- French: D'où je viens
- Directed by: Claude Demers
- Written by: Claude Demers
- Produced by: Colette Loumède
- Narrated by: Claude Demers
- Cinematography: Nicolas Canniccioni Jean-Pierre St-Louis
- Edited by: Alexandre Leblanc
- Music by: Alexandre Corbeil Gabriel Dharmoo
- Production company: National Film Board of Canada
- Release date: 2013;
- Running time: 78 minutes
- Country: Canada
- Language: French

= Where I'm From (film) =

Where I'm From (D'où je viens) is a 2013 National Film Board of Canada documentary by Claude Demers, exploring his childhood in the working class city of Verdun, Quebec and contrasting his experiences with life today in Verdun, now a multi-cultural borough of Montreal.

Where I'm From focuses on two neighbourhood boys who serve as stand-ins for Demers as a child, as well as a variety of local characters.
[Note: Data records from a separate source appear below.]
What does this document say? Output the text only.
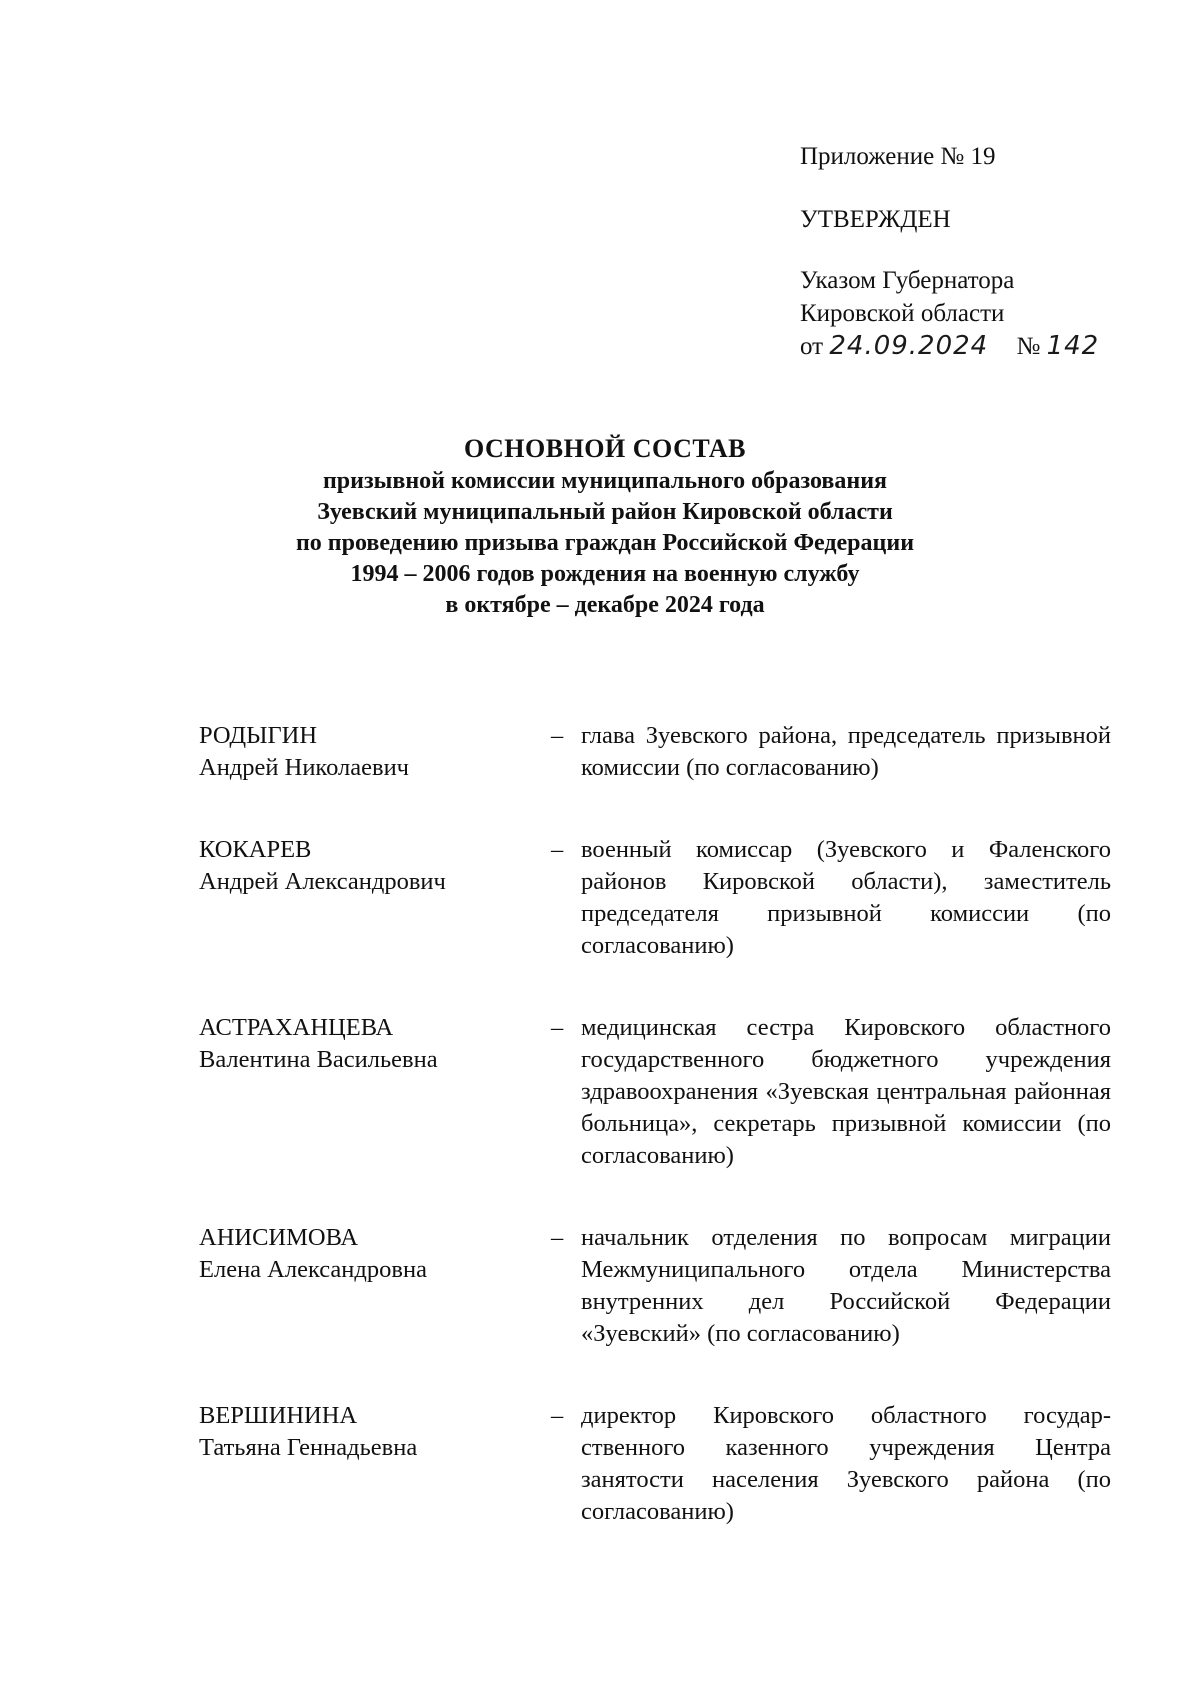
Приложение № 19
УТВЕРЖДЕН
Указом Губернатора
Кировской области
от 24.09.2024 № 142
ОСНОВНОЙ СОСТАВ
призывной комиссии муниципального образования
Зуевский муниципальный район Кировской области
по проведению призыва граждан Российской Федерации
1994 – 2006 годов рождения на военную службу
в октябре – декабре 2024 года
РОДЫГИН
Андрей Николаевич
– глава Зуевского района, председатель призывной комиссии (по согласованию)
КОКАРЕВ
Андрей Александрович
– военный комиссар (Зуевского и Фаленского районов Кировской области), заместитель председателя призывной комиссии (по согласованию)
АСТРАХАНЦЕВА
Валентина Васильевна
– медицинская сестра Кировского областного государственного бюджетного учреждения здравоохранения «Зуевская центральная районная больница», секретарь призывной комиссии (по согласованию)
АНИСИМОВА
Елена Александровна
– начальник отделения по вопросам миграции Межмуниципального отдела Министерства внутренних дел Российской Федерации «Зуевский» (по согласованию)
ВЕРШИНИНА
Татьяна Геннадьевна
– директор Кировского областного государственного казенного учреждения Центра занятости населения Зуевского района (по согласованию)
The film explores the changing face of Verdun as well as the filmmaker's anger and unhappiness as a child, due in part to his being adopted. The film also explores the powerful role that the Saint Lawrence River, which borders Verdun, has played in his own imaginative life growing up, as well as the lives of the children in his film.

Demers has stated that it also represented a creative risk to make a documentary film not based on interviews, as he had previously done, but rather a personal film that attempts to see life through the eyes of child.

Demers, who now lives in Mile End, Montreal, rented an apartment in his old neighbourhood for three months to regain a feel for the neighbourhood as he planned his shoot. During that process, five key themes emerged that became central to the film, according to the director: "Childhood. The relationship with nature. Faith. The words. And struggle. That was my guideline."

==Trilogy==
The film has been billed at times as part of two different trilogies. It followed on two films that he was inspired to make after finally meeting his biological mother, which were inspired by the broader cultural contexts in which his birth parents lived but were not as directly personal, and preceded two much more personal essay films about his birth parents as individuals.

Barbers: A Men's Story (Barbiers – Une histoire d'hommes), the first of the cultural films, was inspired by his birth father's Italian Canadian heritage and centred on the culture of Italian barbers in Montreal. Demers' follow up film, Ladies in Blue (Les dames en bleu), was about Quebec singer Michel Louvain and his legion of mostly female fans from his mother's generation.

Demers subsequently also directed A Woman, My Mother (Une femme, ma mère), an essay film about his efforts to learn more about his birth mother after her death, and Diary of a Father (Journal d'un père), which explored his own relationship with the concept of fatherhood through the lens of both his birth and adoptive fathers, as well as his own relationship with his young daughter.

==Release==
The film had its world premiere at International Film Festival Rotterdam, followed by the Canadian documentary film festivals RIDM and Hot Docs. It had its theatrical premiere at Excentris in Montreal and Cinema Le Clap in Quebec City on December 26, 2014.

The film received a Canadian Screen Award nomination for Best Cinematography in a Documentary at the 3rd Canadian Screen Awards.